Diese Teilmaßnahme dient der vollständigen Implementierung, Etablierung sowie der kontinuierlichen Weiterentwicklung und Anpassung eines Weiterbildungsmodells mit jährlich zwei bis drei zukunftweisenden Weiterbildungsangeboten, die zum Aufbau von innovationsfördernden Kompetenzen in der Region führen. Im Zentrum sollen dabei in der Endausbaustufe etwa 20 Qualifikationsprogramme (Master- oder Zertifikatskurse) für Fach- und Führungskräfte stehen, die durch die damit einhergehende dauerhafte Steigerung des Humankapitals die Absorptionsfähigkeit und somit die Innovationsfähigkeit der regionalen Unternehmen, öffentlichen Organisationen und Non-Profit-Oganizations erhöhen sollen.

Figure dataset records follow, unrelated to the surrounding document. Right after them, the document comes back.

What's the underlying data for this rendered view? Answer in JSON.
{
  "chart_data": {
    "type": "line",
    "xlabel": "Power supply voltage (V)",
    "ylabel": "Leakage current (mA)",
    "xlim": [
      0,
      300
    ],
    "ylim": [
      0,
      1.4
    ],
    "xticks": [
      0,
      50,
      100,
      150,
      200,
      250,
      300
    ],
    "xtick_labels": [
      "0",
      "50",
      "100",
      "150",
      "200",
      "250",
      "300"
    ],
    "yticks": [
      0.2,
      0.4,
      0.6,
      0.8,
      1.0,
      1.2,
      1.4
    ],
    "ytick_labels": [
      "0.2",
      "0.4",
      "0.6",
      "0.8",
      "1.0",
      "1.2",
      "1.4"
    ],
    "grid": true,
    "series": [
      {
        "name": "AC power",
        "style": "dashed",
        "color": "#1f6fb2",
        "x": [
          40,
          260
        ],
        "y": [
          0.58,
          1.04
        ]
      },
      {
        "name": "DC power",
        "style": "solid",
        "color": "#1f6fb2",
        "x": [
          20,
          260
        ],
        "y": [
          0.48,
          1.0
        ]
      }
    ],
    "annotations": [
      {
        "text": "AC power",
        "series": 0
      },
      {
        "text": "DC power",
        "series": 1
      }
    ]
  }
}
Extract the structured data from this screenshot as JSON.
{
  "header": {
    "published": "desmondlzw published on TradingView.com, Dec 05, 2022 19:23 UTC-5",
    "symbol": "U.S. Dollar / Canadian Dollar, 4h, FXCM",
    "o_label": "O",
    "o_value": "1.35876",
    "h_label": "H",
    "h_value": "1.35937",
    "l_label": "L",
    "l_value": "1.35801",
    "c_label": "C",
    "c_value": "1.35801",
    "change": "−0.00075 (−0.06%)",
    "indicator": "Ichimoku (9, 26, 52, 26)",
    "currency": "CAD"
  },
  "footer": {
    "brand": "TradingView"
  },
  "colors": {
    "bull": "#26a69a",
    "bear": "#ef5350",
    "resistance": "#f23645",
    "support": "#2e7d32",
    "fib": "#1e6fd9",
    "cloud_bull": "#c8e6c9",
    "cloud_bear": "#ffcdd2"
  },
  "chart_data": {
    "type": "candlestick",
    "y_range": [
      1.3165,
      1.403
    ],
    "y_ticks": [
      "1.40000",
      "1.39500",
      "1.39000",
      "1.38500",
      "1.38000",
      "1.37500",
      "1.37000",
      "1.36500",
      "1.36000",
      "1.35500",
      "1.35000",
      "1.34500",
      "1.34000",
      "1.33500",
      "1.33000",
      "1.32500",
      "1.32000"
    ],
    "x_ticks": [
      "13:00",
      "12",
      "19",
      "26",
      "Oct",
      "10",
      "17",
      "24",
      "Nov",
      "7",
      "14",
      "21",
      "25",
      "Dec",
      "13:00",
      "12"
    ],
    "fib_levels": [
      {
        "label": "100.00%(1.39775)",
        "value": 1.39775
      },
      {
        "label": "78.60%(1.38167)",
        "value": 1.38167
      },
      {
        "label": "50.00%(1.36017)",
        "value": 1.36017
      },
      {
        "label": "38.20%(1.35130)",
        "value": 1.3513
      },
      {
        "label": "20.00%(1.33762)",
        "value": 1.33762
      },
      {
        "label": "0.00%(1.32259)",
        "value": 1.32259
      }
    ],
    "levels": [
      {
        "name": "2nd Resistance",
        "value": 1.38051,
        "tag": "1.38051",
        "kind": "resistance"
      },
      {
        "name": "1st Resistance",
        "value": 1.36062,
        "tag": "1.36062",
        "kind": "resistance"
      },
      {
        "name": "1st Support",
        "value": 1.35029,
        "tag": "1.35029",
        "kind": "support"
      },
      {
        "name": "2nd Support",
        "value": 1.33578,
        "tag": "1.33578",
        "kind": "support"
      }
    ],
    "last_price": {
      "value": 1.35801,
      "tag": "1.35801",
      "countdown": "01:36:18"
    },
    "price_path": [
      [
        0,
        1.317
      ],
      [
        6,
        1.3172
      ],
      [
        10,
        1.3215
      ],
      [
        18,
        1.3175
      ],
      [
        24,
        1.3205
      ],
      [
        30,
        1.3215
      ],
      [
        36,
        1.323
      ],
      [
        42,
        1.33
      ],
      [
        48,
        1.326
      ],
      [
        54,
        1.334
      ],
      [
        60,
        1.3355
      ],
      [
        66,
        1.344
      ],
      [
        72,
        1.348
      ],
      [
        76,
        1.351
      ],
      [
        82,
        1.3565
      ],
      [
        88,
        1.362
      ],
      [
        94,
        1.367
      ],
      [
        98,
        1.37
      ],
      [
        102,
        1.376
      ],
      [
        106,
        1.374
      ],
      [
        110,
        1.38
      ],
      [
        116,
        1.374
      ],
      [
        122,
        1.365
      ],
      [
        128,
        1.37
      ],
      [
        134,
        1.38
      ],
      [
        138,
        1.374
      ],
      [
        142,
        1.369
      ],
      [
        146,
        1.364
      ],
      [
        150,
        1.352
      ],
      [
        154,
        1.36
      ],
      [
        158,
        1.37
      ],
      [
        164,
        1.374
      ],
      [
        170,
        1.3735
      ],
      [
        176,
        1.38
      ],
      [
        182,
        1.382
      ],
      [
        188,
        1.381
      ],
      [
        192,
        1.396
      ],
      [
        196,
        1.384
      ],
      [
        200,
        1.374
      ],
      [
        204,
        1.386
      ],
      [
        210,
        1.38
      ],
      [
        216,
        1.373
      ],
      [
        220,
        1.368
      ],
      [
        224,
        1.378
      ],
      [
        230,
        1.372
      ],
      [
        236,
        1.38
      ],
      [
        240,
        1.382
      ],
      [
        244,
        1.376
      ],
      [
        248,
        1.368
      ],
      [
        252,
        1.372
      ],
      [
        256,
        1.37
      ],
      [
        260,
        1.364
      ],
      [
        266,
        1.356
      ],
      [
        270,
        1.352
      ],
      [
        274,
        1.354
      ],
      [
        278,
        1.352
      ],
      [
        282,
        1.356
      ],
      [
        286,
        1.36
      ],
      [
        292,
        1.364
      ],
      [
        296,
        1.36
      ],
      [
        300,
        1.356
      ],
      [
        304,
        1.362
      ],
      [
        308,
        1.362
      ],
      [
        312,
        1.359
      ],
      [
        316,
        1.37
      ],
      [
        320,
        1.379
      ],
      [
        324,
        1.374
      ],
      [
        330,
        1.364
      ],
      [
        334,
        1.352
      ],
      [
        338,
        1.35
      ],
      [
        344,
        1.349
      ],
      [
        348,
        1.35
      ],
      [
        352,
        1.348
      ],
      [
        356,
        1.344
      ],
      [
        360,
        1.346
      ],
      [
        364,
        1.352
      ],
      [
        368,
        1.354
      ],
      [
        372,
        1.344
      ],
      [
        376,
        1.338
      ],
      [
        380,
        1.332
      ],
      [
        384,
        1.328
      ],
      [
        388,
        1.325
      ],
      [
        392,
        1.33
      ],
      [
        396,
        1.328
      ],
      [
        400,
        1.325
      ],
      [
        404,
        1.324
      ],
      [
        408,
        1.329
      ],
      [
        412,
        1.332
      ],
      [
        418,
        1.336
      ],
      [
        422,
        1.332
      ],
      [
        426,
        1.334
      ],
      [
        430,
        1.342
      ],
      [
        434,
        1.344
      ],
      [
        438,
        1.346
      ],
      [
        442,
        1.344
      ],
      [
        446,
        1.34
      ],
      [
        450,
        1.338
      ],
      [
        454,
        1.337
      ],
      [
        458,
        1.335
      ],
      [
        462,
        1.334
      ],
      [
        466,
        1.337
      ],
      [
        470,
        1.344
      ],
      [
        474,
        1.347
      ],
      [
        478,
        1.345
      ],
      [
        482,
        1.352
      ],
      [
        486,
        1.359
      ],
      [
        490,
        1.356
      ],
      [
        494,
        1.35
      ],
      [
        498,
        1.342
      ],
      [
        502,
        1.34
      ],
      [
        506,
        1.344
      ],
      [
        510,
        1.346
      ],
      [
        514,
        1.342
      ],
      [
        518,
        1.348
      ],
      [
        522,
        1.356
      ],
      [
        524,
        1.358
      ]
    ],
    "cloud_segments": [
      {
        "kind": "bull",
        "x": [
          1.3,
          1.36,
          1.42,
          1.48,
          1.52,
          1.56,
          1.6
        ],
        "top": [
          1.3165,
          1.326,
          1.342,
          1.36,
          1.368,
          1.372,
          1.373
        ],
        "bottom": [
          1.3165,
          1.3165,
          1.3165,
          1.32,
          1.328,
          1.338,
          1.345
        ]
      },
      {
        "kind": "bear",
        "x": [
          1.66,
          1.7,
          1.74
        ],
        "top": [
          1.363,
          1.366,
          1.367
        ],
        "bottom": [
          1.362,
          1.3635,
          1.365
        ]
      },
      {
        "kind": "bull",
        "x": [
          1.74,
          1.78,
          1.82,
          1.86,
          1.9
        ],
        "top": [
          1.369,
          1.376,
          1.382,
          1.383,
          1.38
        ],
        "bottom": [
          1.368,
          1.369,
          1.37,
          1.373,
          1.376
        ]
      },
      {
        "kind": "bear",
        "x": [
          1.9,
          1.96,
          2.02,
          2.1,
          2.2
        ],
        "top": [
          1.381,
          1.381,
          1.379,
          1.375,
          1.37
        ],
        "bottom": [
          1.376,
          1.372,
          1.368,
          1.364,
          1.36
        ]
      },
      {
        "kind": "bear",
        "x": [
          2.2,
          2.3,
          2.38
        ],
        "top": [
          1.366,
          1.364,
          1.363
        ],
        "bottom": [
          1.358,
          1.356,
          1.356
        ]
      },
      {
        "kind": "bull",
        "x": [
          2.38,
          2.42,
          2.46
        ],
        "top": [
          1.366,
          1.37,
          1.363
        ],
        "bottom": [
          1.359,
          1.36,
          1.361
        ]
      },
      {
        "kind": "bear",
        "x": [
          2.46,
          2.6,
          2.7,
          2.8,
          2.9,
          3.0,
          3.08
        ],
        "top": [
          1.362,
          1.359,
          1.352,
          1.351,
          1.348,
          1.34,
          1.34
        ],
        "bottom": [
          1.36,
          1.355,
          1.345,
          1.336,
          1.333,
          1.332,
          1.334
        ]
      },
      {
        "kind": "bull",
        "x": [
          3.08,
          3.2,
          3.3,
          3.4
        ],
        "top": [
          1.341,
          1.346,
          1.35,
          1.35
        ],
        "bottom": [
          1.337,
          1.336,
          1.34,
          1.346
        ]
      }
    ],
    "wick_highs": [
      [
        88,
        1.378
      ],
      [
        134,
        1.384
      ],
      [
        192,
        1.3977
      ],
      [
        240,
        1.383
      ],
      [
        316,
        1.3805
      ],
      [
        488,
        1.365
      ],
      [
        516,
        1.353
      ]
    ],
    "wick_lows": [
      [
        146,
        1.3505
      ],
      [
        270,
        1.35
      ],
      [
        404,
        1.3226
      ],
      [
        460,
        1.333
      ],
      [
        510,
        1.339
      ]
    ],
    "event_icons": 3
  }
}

Der Ausbau eines konsistenten Weiterbildungsmodells ist somit die konsequente Umsetzung der strategischen Entscheidung, den Bereich Lebenslanges Lernen und Transfer als gleichberechtigten Eckpfeiler neben Forschung und grundständiger Lehre an der Universität zu etablieren.

Schon heute zeichnet sich die Universität insbesondere durch die vielfältigen Aktivitäten der Mitarbeiterinnen und Mitarbeiter als transferorientierte
Hochschule aus. Das integrierte Weiterbildungsmodell als Kernelement der
neuen Professional School stärkt diese praxisnahe Universitätsausrichtung entscheidend und macht einen bedeutenden Schritt zur Institutionalisierung der Idee des Lebenslangen Lernens aus.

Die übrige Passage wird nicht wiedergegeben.